Thiourea-Based Bifunctional Catalysts for Epoxide-Involved Ring-Opening Polymerization of α-Amino Acid N-Carboxyanhydrides

Thiourea-quaternary ammonium salt bifunctional catalysts with both electrophilic and nucleophilic centers were designed in this paper to initiate the ring-opening polymerization (ROP) of α-amino acid N-carboxyanhydrides (NCAs) for the efficient synthesis of polypeptides. We disclosed this kind of bifunctional catalyst for the efficient synthesis of polypeptides in the presence of propylene oxide (PO), which was judiciously added as an in situ activator for the efficient ROP of NCA. By MALDI-TOF MS and 1H NMR analysis, we identified the end groups of the polymer and clarified the ROP process in the presence of the bifunctional catalyst.

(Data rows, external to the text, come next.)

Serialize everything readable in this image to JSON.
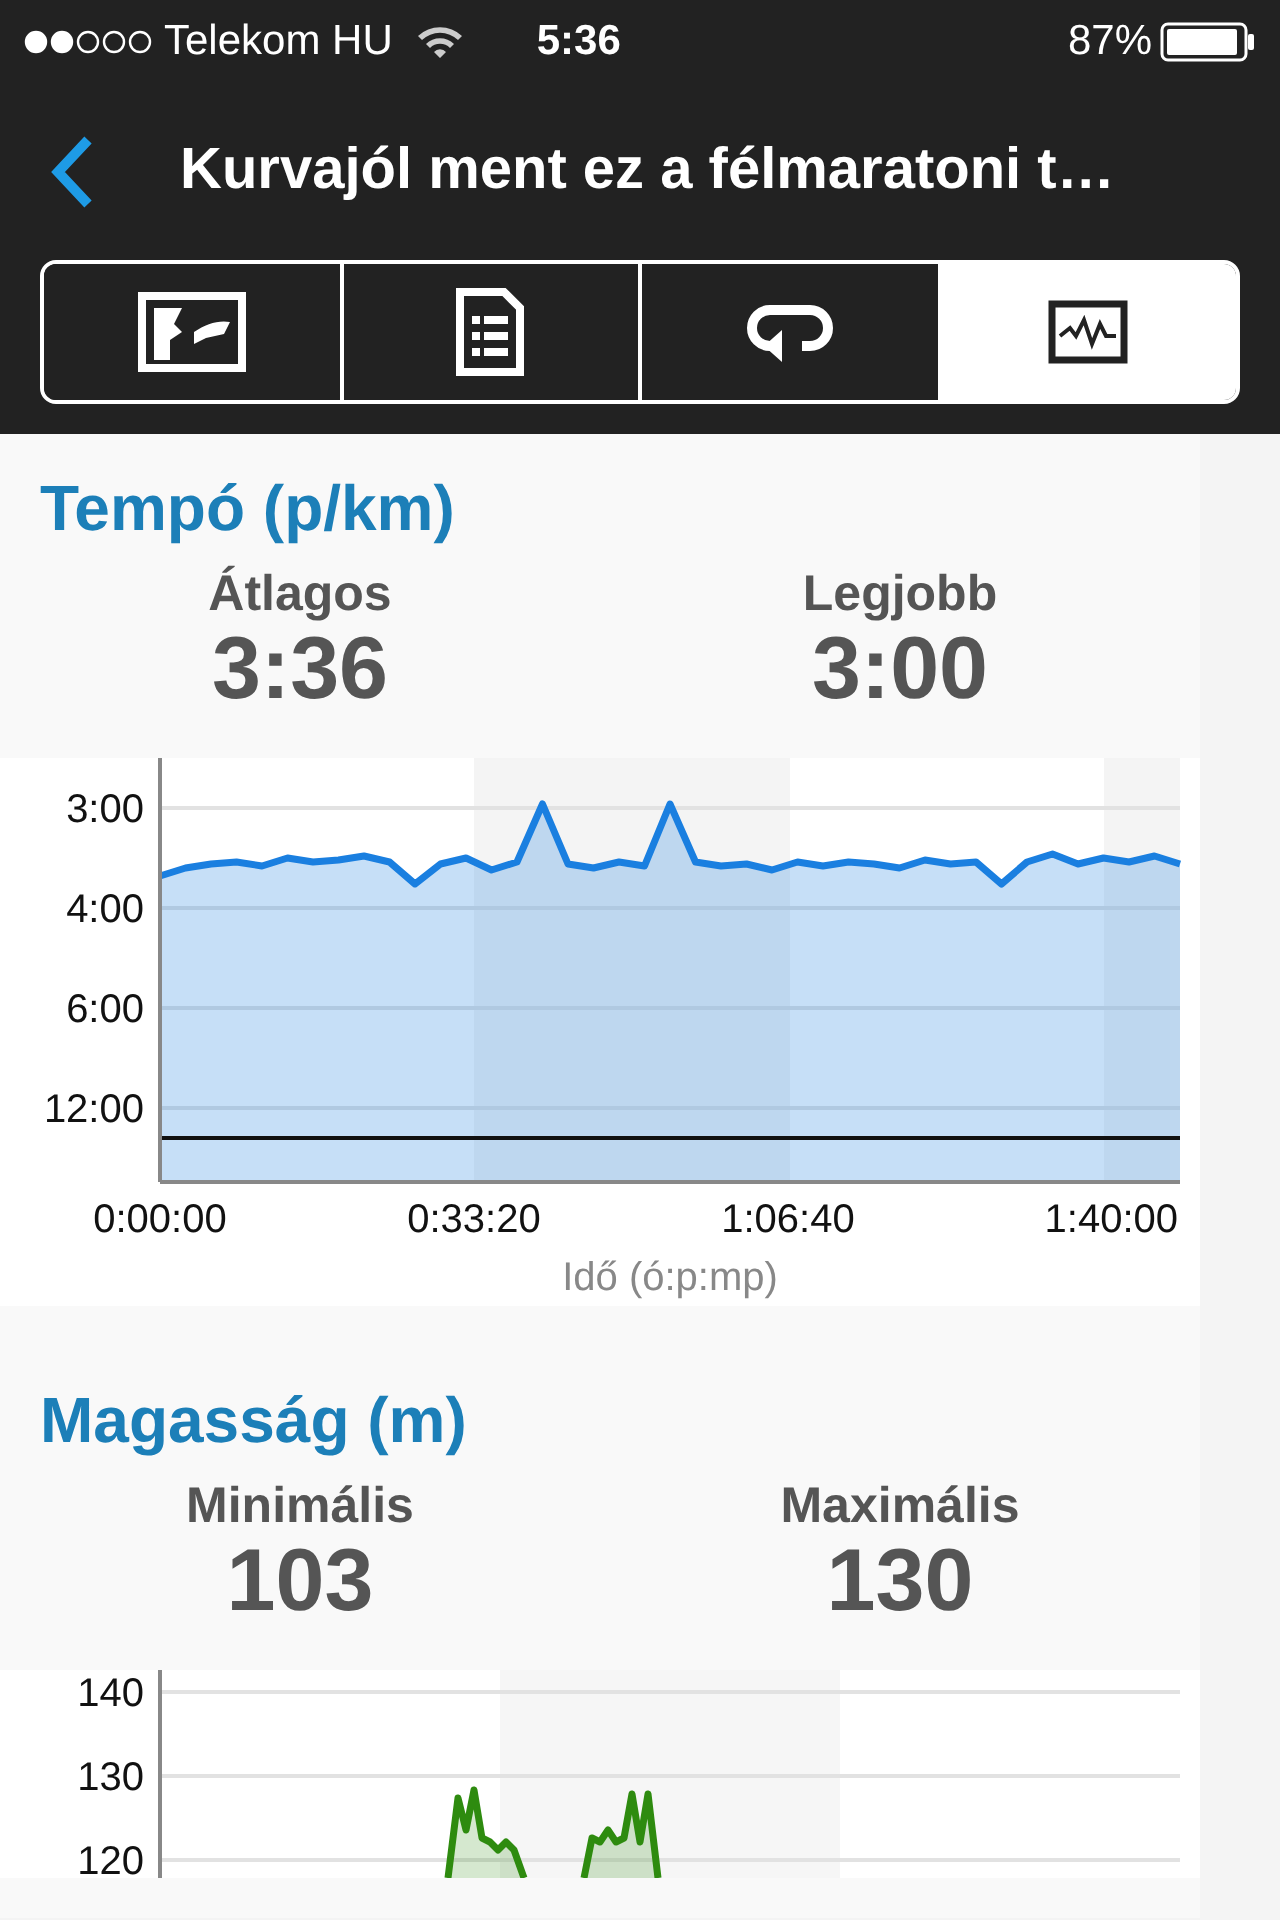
{
  "status_bar": {
    "carrier": "Telekom HU",
    "time": "5:36",
    "battery": "87%"
  },
  "nav": {
    "title": "Kurvajól ment ez a félmaratoni t…"
  },
  "tabs": [
    {
      "kind": "map",
      "selected": false
    },
    {
      "kind": "details",
      "selected": false
    },
    {
      "kind": "laps",
      "selected": false
    },
    {
      "kind": "charts",
      "selected": true
    }
  ],
  "sections": [
    {
      "title": "Tempó (p/km)",
      "stats": [
        {
          "label": "Átlagos",
          "value": "3:36"
        },
        {
          "label": "Legjobb",
          "value": "3:00"
        }
      ],
      "pace_chart": {
        "y_labels": [
          "3:00",
          "4:00",
          "6:00",
          "12:00"
        ],
        "x_labels": [
          "0:00:00",
          "0:33:20",
          "1:06:40",
          "1:40:00"
        ],
        "x_title": "Idő (ó:p:mp)"
      }
    },
    {
      "title": "Magasság (m)",
      "stats": [
        {
          "label": "Minimális",
          "value": "103"
        },
        {
          "label": "Maximális",
          "value": "130"
        }
      ],
      "elevation_chart": {
        "y_labels": [
          "140",
          "130",
          "120"
        ]
      }
    }
  ]
}
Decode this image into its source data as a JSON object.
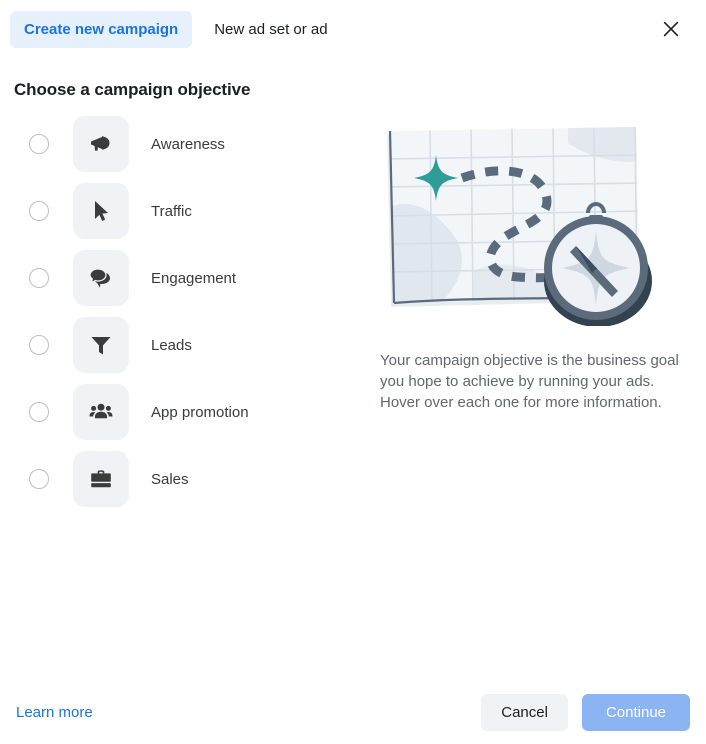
{
  "header": {
    "tabs": [
      {
        "label": "Create new campaign",
        "active": true
      },
      {
        "label": "New ad set or ad",
        "active": false
      }
    ],
    "close_label": "Close"
  },
  "main": {
    "section_title": "Choose a campaign objective",
    "objectives": [
      {
        "label": "Awareness",
        "icon": "megaphone-icon",
        "selected": false
      },
      {
        "label": "Traffic",
        "icon": "cursor-icon",
        "selected": false
      },
      {
        "label": "Engagement",
        "icon": "chat-bubbles-icon",
        "selected": false
      },
      {
        "label": "Leads",
        "icon": "funnel-icon",
        "selected": false
      },
      {
        "label": "App promotion",
        "icon": "people-icon",
        "selected": false
      },
      {
        "label": "Sales",
        "icon": "briefcase-icon",
        "selected": false
      }
    ],
    "illustration_name": "map-with-compass-illustration",
    "helper_text": "Your campaign objective is the business goal you hope to achieve by running your ads. Hover over each one for more information."
  },
  "footer": {
    "learn_more": "Learn more",
    "cancel": "Cancel",
    "continue": "Continue"
  },
  "colors": {
    "accent_blue": "#1b74e4",
    "active_tab_bg": "#e7f0fd",
    "tile_bg": "#f0f2f5",
    "continue_disabled": "#8ab4f2",
    "star_teal": "#2d9d96",
    "map_line": "#5b6b7c",
    "text_secondary": "#606770"
  }
}
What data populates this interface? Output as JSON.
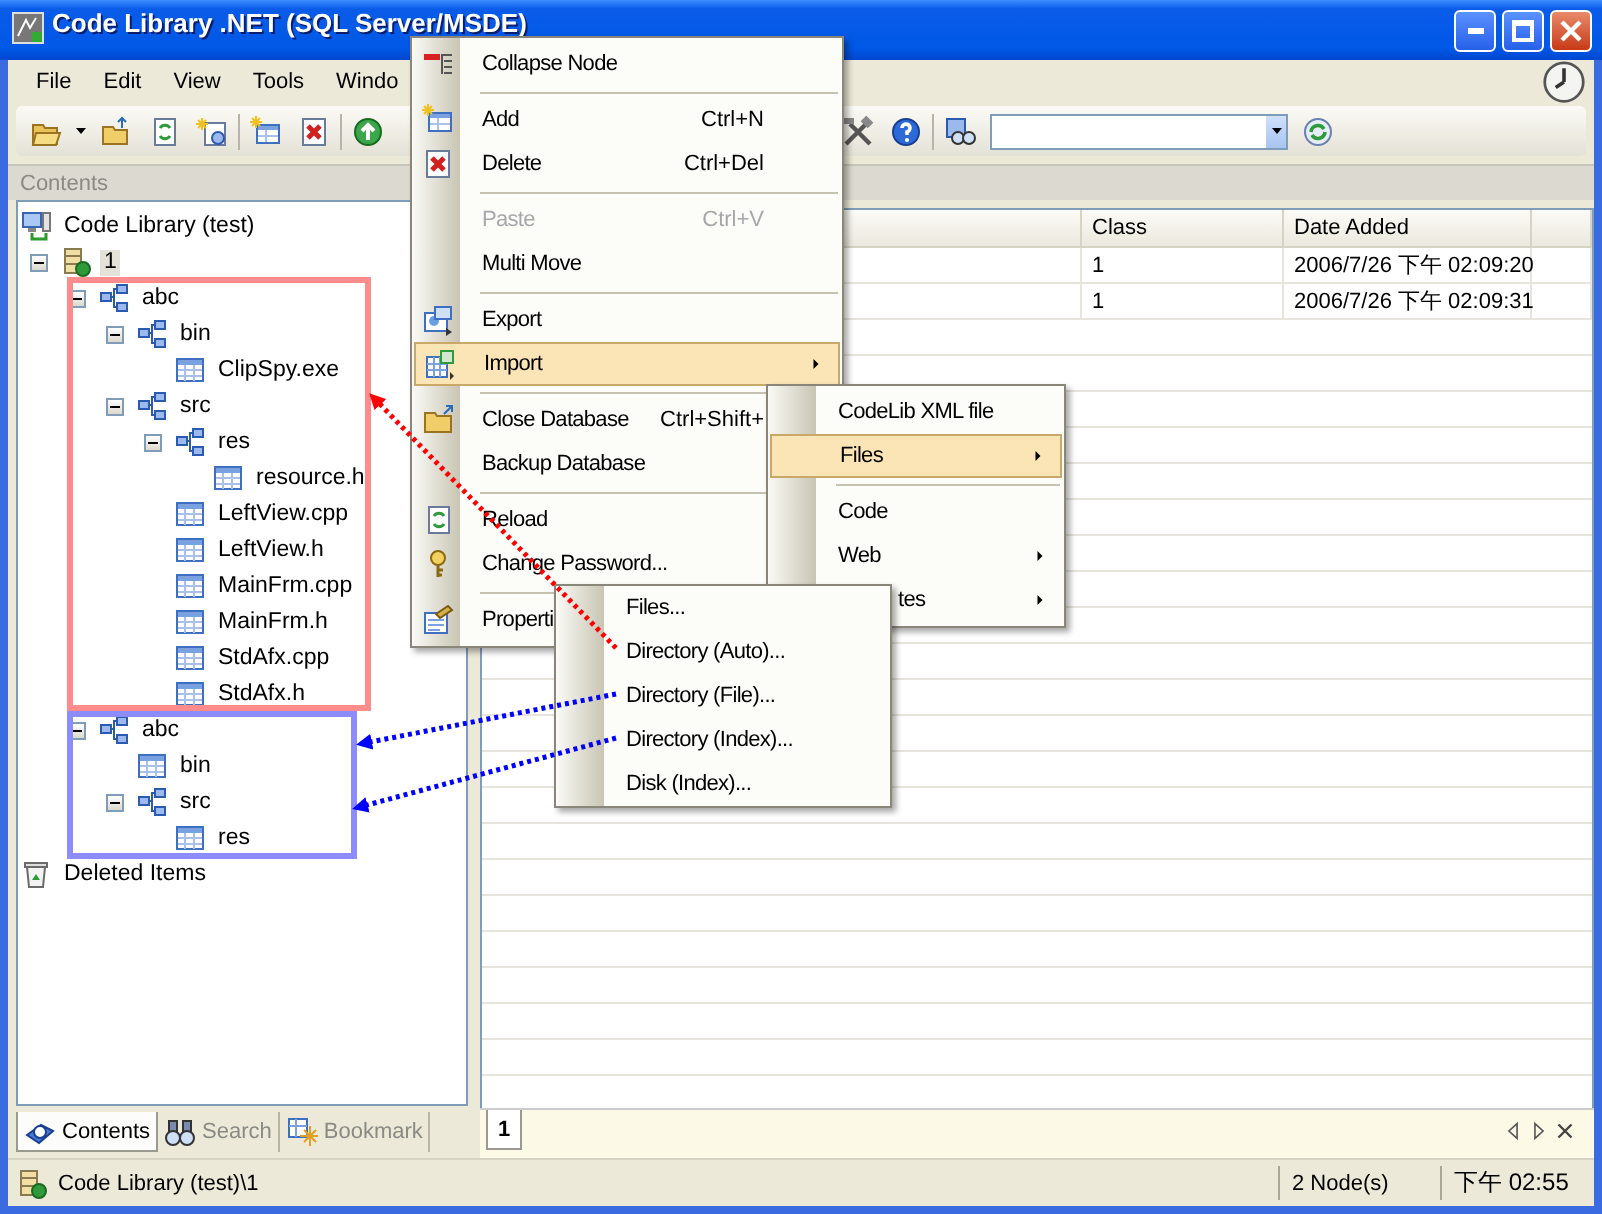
{
  "window": {
    "title": "Code Library .NET (SQL Server/MSDE)"
  },
  "menu_bar": [
    {
      "label": "File"
    },
    {
      "label": "Edit"
    },
    {
      "label": "View"
    },
    {
      "label": "Tools"
    },
    {
      "label": "Windo"
    }
  ],
  "panel_caption": "Contents",
  "tree": {
    "items": [
      {
        "label": "Code Library (test)",
        "kind": "root",
        "selected": false,
        "children": [
          {
            "label": "1",
            "kind": "database",
            "expanded": true,
            "selected": true,
            "children": [
              {
                "label": "abc",
                "kind": "group",
                "expanded": true,
                "selected": false,
                "children": [
                  {
                    "label": "bin",
                    "kind": "group",
                    "expanded": true,
                    "selected": false,
                    "children": [
                      {
                        "label": "ClipSpy.exe",
                        "kind": "file",
                        "selected": false
                      }
                    ]
                  },
                  {
                    "label": "src",
                    "kind": "group",
                    "expanded": true,
                    "selected": false,
                    "children": [
                      {
                        "label": "res",
                        "kind": "group",
                        "expanded": true,
                        "selected": false,
                        "children": [
                          {
                            "label": "resource.h",
                            "kind": "file",
                            "selected": false
                          }
                        ]
                      },
                      {
                        "label": "LeftView.cpp",
                        "kind": "file",
                        "selected": false
                      },
                      {
                        "label": "LeftView.h",
                        "kind": "file",
                        "selected": false
                      },
                      {
                        "label": "MainFrm.cpp",
                        "kind": "file",
                        "selected": false
                      },
                      {
                        "label": "MainFrm.h",
                        "kind": "file",
                        "selected": false
                      },
                      {
                        "label": "StdAfx.cpp",
                        "kind": "file",
                        "selected": false
                      },
                      {
                        "label": "StdAfx.h",
                        "kind": "file",
                        "selected": false
                      }
                    ]
                  }
                ]
              },
              {
                "label": "abc",
                "kind": "group",
                "expanded": true,
                "selected": false,
                "children": [
                  {
                    "label": "bin",
                    "kind": "file",
                    "selected": false
                  },
                  {
                    "label": "src",
                    "kind": "group",
                    "expanded": true,
                    "selected": false,
                    "children": [
                      {
                        "label": "res",
                        "kind": "file",
                        "selected": false
                      }
                    ]
                  }
                ]
              }
            ]
          }
        ]
      },
      {
        "label": "Deleted Items",
        "kind": "trash",
        "selected": false
      }
    ]
  },
  "table": {
    "columns": [
      "Class",
      "Date Added"
    ],
    "rows": [
      {
        "class": "1",
        "date_added": "2006/7/26 下午 02:09:20"
      },
      {
        "class": "1",
        "date_added": "2006/7/26 下午 02:09:31"
      }
    ]
  },
  "left_tabs": [
    {
      "label": "Contents",
      "selected": true
    },
    {
      "label": "Search",
      "selected": false
    },
    {
      "label": "Bookmark",
      "selected": false
    }
  ],
  "document_tabs": [
    {
      "label": "1",
      "selected": true
    }
  ],
  "status_bar": {
    "path": "Code Library (test)\\1",
    "node_count": "2 Node(s)",
    "time": "下午 02:55"
  },
  "context_menu": [
    {
      "kind": "item",
      "label": "Collapse Node",
      "selected": false,
      "disabled": false
    },
    {
      "kind": "separator"
    },
    {
      "kind": "item",
      "label": "Add",
      "shortcut": "Ctrl+N",
      "selected": false,
      "disabled": false
    },
    {
      "kind": "item",
      "label": "Delete",
      "shortcut": "Ctrl+Del",
      "selected": false,
      "disabled": false
    },
    {
      "kind": "separator"
    },
    {
      "kind": "item",
      "label": "Paste",
      "shortcut": "Ctrl+V",
      "selected": false,
      "disabled": true
    },
    {
      "kind": "item",
      "label": "Multi Move",
      "selected": false,
      "disabled": false
    },
    {
      "kind": "separator"
    },
    {
      "kind": "item",
      "label": "Export",
      "selected": false,
      "disabled": false
    },
    {
      "kind": "submenu",
      "label": "Import",
      "selected": true,
      "disabled": false
    },
    {
      "kind": "separator"
    },
    {
      "kind": "item",
      "label": "Close Database",
      "shortcut": "Ctrl+Shift+",
      "selected": false,
      "disabled": false
    },
    {
      "kind": "item",
      "label": "Backup Database",
      "selected": false,
      "disabled": false
    },
    {
      "kind": "separator"
    },
    {
      "kind": "item",
      "label": "Reload",
      "selected": false,
      "disabled": false
    },
    {
      "kind": "item",
      "label": "Change Password...",
      "selected": false,
      "disabled": false
    },
    {
      "kind": "separator"
    },
    {
      "kind": "item",
      "label": "Properti",
      "selected": false,
      "disabled": false
    }
  ],
  "import_menu": [
    {
      "kind": "item",
      "label": "CodeLib XML file",
      "selected": false
    },
    {
      "kind": "submenu",
      "label": "Files",
      "selected": true
    },
    {
      "kind": "separator"
    },
    {
      "kind": "item",
      "label": "Code",
      "selected": false
    },
    {
      "kind": "submenu",
      "label": "Web",
      "selected": false
    },
    {
      "kind": "cut_submenu",
      "label": "tes",
      "selected": false
    }
  ],
  "files_menu": [
    {
      "kind": "item",
      "label": "Files...",
      "selected": false
    },
    {
      "kind": "item",
      "label": "Directory (Auto)...",
      "selected": false
    },
    {
      "kind": "item",
      "label": "Directory (File)...",
      "selected": false
    },
    {
      "kind": "item",
      "label": "Directory (Index)...",
      "selected": false
    },
    {
      "kind": "item",
      "label": "Disk (Index)...",
      "selected": false
    }
  ],
  "annotations": {
    "boxes": [
      {
        "color": "#ff8c8c"
      },
      {
        "color": "#8c8cff"
      }
    ],
    "arrows": [
      {
        "color": "#ff0000"
      },
      {
        "color": "#0000ff"
      },
      {
        "color": "#0000ff"
      }
    ]
  }
}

We showed that the PO was initially ring-opened by the nucleophilic attack of a halogen ion; then, the newly formed alkoxide ions attacked the electrophilic carbonyl of NCA, providing the carbamate anion. After undergoing a decarboxylation of the carbamate anion, the nucleophilic attack of N to the carbonyl on an NCA ring occurred synergistically to complete the chain growth. The involved three steps formed the whole catalytic cycle. We also disclosed that the structural factors, including the electronic effect on electrophilic/nucleophilic centers, steric factors, and the coupling thermodynamics, have a strong relationship with catalyst performance. We believe the insightful structure–performance relationship will shed light on further metal-free catalyst design for artificial polypeptide synthesis.